Youtubeur très suivi, Mohamed Benhalima a révélé plusieurs scandales touchant la pouvoir militaire algérien impliquant des hauts gradés de l’armée (voir l’entretien ci dessous). L’activisme résolument pacifique de Mohamed Benhalima ne l’a pas empêché d’être sous le coup d’un mandat d’arrêt international lancé par le régime algérien pour « adhésion à un groupe terroriste ciblant la sécurité de l’État et l’unité nationale, financement d’un groupe terroriste ciblant la sécurité de l’État et blanchiment d’argent dans le cadre d’une bande criminelle ».
La seule parade du pouvoir algérien face à ces lanceurs d’alerte de plus en plus nombreux et suivis qui dénoncent la réalité du régime depuis l’Europe est d’accuser ces militaires déserteurs de sympathies islamistes et de projets terroristes.

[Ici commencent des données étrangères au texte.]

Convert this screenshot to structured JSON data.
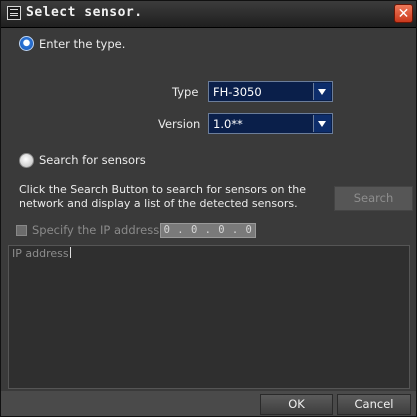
{
  "window": {
    "title": "Select sensor.",
    "title_icon": "app-icon",
    "close_icon": "close-icon",
    "close_glyph": "✕"
  },
  "enter_type": {
    "label": "Enter the type.",
    "selected": true,
    "type_label": "Type",
    "type_value": "FH-3050",
    "version_label": "Version",
    "version_value": "1.0**"
  },
  "search_sensors": {
    "label": "Search for sensors",
    "selected": false,
    "description": "Click the Search Button to search for sensors on the network and display a list of the detected sensors.",
    "search_button": "Search",
    "search_enabled": false,
    "specify_ip_label": "Specify the IP address.",
    "specify_ip_checked": false,
    "ip_value": "0 . 0 . 0 . 0"
  },
  "list": {
    "column_header": "IP address"
  },
  "footer": {
    "ok_label": "OK",
    "cancel_label": "Cancel"
  },
  "colors": {
    "accent": "#1b56b0",
    "close": "#c9381c"
  }
}
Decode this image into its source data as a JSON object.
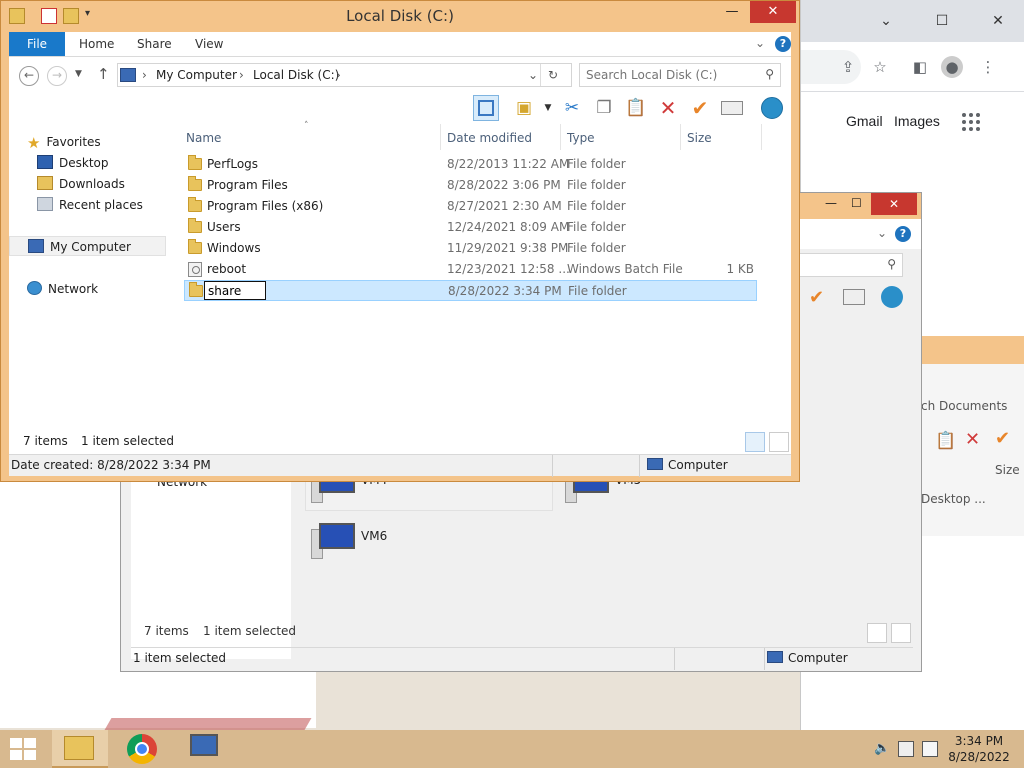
{
  "main_window": {
    "title": "Local Disk (C:)",
    "controls": {
      "minimize": "—",
      "maximize": "☐",
      "close": "✕"
    },
    "ribbon_tabs": [
      "File",
      "Home",
      "Share",
      "View"
    ],
    "nav": {
      "back": "←",
      "forward": "→",
      "up": "↑",
      "breadcrumb": [
        "My Computer",
        "Local Disk (C:)"
      ],
      "search_placeholder": "Search Local Disk (C:)"
    },
    "nav_pane": {
      "favorites": "Favorites",
      "desktop": "Desktop",
      "downloads": "Downloads",
      "recent": "Recent places",
      "computer": "My Computer",
      "network": "Network"
    },
    "columns": {
      "name": "Name",
      "date": "Date modified",
      "type": "Type",
      "size": "Size"
    },
    "files": [
      {
        "name": "PerfLogs",
        "date": "8/22/2013 11:22 AM",
        "type": "File folder",
        "size": ""
      },
      {
        "name": "Program Files",
        "date": "8/28/2022 3:06 PM",
        "type": "File folder",
        "size": ""
      },
      {
        "name": "Program Files (x86)",
        "date": "8/27/2021 2:30 AM",
        "type": "File folder",
        "size": ""
      },
      {
        "name": "Users",
        "date": "12/24/2021 8:09 AM",
        "type": "File folder",
        "size": ""
      },
      {
        "name": "Windows",
        "date": "11/29/2021 9:38 PM",
        "type": "File folder",
        "size": ""
      },
      {
        "name": "reboot",
        "date": "12/23/2021 12:58 ...",
        "type": "Windows Batch File",
        "size": "1 KB"
      },
      {
        "name": "share",
        "date": "8/28/2022 3:34 PM",
        "type": "File folder",
        "size": ""
      }
    ],
    "status": {
      "items": "7 items",
      "selected": "1 item selected"
    },
    "details": {
      "created": "Date created: 8/28/2022 3:34 PM",
      "location": "Computer"
    }
  },
  "second_window": {
    "vms": [
      "VM4",
      "VM5",
      "VM6"
    ],
    "status": {
      "items": "7 items",
      "selected": "1 item selected",
      "bottom": "1 item selected",
      "location": "Computer"
    },
    "network_partial": "Network"
  },
  "third_window": {
    "search_partial": "ch Documents",
    "size_header": "Size",
    "desktop_partial": "Desktop ..."
  },
  "chrome": {
    "gmail": "Gmail",
    "images": "Images"
  },
  "taskbar": {
    "time": "3:34 PM",
    "date": "8/28/2022"
  },
  "colors": {
    "title_bar": "#f4c48a",
    "accent": "#1979ca",
    "selection": "#cce8ff",
    "taskbar": "#d8b98f"
  }
}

Autant d’accusations sans fondement même si un grand nombre de soldats et de sous officiers dans les casernes sont de plus en plus sensibles aux mots d’ordre de « Rachad », qui sans être l’héritier du Front Islamique du Salut (FIS) des années noires représente une grande partie de la mouvance islamiste actuelle en Algérie. Au sein des mobilisations du Hirak et avec un succès croissant, les militants de Rachad, fort bien organisés, mettent en avant le slogan: « État civil, non militaire ».
La France face à ses responsabilités
Il est de notoriété publique que les atteintes grave à la dignité, la torture et les mauvais traitements sont la pratique commune des forces de répression algériennes. Le gouvernement français ne peut ignorer les multiples communications des rapporteurs spéciaux de l’ONU dont fait objet l’Algérie. En effet le Haut-Commissariat des Nations unies aux droits de l’homme a condamné à plusieurs reprises le régime d’Alger pour graves atteintes aux droits de l’homme, torture, et poursuite pour d’imaginaires « activités terroristes ».

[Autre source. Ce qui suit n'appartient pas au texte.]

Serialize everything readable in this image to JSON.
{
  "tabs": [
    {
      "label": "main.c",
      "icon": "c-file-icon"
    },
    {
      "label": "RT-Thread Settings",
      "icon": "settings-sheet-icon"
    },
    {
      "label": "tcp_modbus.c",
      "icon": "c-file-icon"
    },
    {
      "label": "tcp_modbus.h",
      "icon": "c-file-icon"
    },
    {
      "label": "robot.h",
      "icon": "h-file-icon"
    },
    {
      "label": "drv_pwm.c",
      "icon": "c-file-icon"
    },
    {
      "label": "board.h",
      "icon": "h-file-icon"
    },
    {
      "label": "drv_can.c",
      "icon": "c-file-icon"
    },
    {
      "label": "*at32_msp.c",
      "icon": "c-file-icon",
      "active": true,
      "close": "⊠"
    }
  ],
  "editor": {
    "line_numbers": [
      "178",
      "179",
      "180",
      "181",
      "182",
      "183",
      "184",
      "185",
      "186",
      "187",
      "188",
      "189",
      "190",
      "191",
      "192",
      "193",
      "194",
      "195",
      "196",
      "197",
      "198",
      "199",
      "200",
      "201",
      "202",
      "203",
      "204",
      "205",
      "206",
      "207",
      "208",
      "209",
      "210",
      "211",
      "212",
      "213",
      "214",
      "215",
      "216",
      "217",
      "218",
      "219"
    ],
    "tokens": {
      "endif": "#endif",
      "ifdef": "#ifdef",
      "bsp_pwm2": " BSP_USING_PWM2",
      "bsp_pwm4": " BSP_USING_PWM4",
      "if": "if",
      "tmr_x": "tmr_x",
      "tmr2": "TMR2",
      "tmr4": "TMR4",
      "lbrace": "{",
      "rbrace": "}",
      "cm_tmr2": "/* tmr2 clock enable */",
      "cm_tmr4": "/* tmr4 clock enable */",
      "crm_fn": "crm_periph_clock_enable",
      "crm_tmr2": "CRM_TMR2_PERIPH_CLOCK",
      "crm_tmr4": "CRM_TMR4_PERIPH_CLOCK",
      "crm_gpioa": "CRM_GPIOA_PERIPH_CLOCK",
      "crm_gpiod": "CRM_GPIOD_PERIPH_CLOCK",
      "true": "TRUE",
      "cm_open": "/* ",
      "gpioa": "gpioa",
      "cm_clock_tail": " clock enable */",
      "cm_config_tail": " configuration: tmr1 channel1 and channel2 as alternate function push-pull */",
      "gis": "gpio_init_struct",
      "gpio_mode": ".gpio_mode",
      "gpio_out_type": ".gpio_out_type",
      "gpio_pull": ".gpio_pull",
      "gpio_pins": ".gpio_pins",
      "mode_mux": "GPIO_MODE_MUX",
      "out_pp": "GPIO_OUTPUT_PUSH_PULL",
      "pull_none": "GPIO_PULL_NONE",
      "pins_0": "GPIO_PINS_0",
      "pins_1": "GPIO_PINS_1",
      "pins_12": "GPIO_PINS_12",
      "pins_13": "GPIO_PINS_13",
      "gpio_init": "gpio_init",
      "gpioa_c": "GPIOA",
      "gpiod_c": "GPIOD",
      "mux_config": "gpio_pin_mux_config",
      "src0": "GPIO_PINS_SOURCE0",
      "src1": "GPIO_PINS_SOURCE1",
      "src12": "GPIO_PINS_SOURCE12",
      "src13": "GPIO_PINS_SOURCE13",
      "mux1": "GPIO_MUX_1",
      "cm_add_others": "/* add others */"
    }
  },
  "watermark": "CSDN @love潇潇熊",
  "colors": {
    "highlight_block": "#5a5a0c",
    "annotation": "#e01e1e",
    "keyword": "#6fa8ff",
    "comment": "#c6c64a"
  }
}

Si Mohamed Benhalima devait être livré aux autorités d’Alger, il est plus que probable qu’il subirai les pires formes de tortures systématiquement pratiquées par la police politique, comme c’est la cas dans la prison militaire de Blida pour le gendarme Mohamed Abdallah après son expulsion d’espagne.
Entretien: « Des milliers de militaires de base soutiennent le Hirak »
Mondafrique Pourriez vous retracer votre parcours au sein de l’armée algérienne?
Mohamed Azzouz Benhalima Entré très jeune dans l’armée, j’ai été affecté à la frontière marocaine où j’étais conducteur de blindés. Puis j’ai été nommé au ministère de la Défense à Alger où je suis devenu pendant six mois chauffeur des hauts gradés algériens. J’ai participé très vite aux mobilisations populaires du Hirak. Un ami bien placé m’a prévenu que je figurais sur la liste des soldats qui allaient être très prochainement interpellés. J’ai préféré quitter l’Algérie le 1er septembre 2019.
Mondafrique. Les militaires qui ont soutenu le Hirak sont-ils nombreux?
Mohamed Azzouz Benhalima Très certainement des milliers. Dans les casernes, ils sont branchés sur les lanceurs d’alerte réfugiés en Europe, comme Larbi Zitout, un ancien diplomate qui vit à Londres et qui est un ami personnel.
Pour autant, beaucoup de soldats ne participaient pas physiquement aux manifestations du vendredi, car trop éloignés des grandes villes ou par crainte des représailles. Ce qui nous choque est que l’armée en Algérie décide de tout. La Présidence et le gouvernement ne sont que des façades de l’institution militaire.
Mondafrique. Jusqu’à quel point l’institution militaire est divisée?
Mohamed Azzouz Benhalima. La guerre entre les chefs de l’armée est terrible. Ainsi l’ancien chef d’état major avant de décéder brutalement en décembre 2019 avait fait le projet de mettre à la retraite vingt cinq généraux, dont le général Chengriha qui lui a finalement succédé. D’après mes sources et en raison de cette volonté de faire le ménage au sein de l’institution militaire, Gaïd Salah a été empoisonné. Son beau frère, le général Souab, s’était réfugié en France après son décès. Les autorités algériennes ont insisté alors pour qu’il rentre en Algérie. Lui aussi est décédé dans des conditions surprenantes peu après son retour. Parmi les anciens partisans de Gaïd Salah, ceux qui n’ont pas disparu un peu rapidement sont en prison.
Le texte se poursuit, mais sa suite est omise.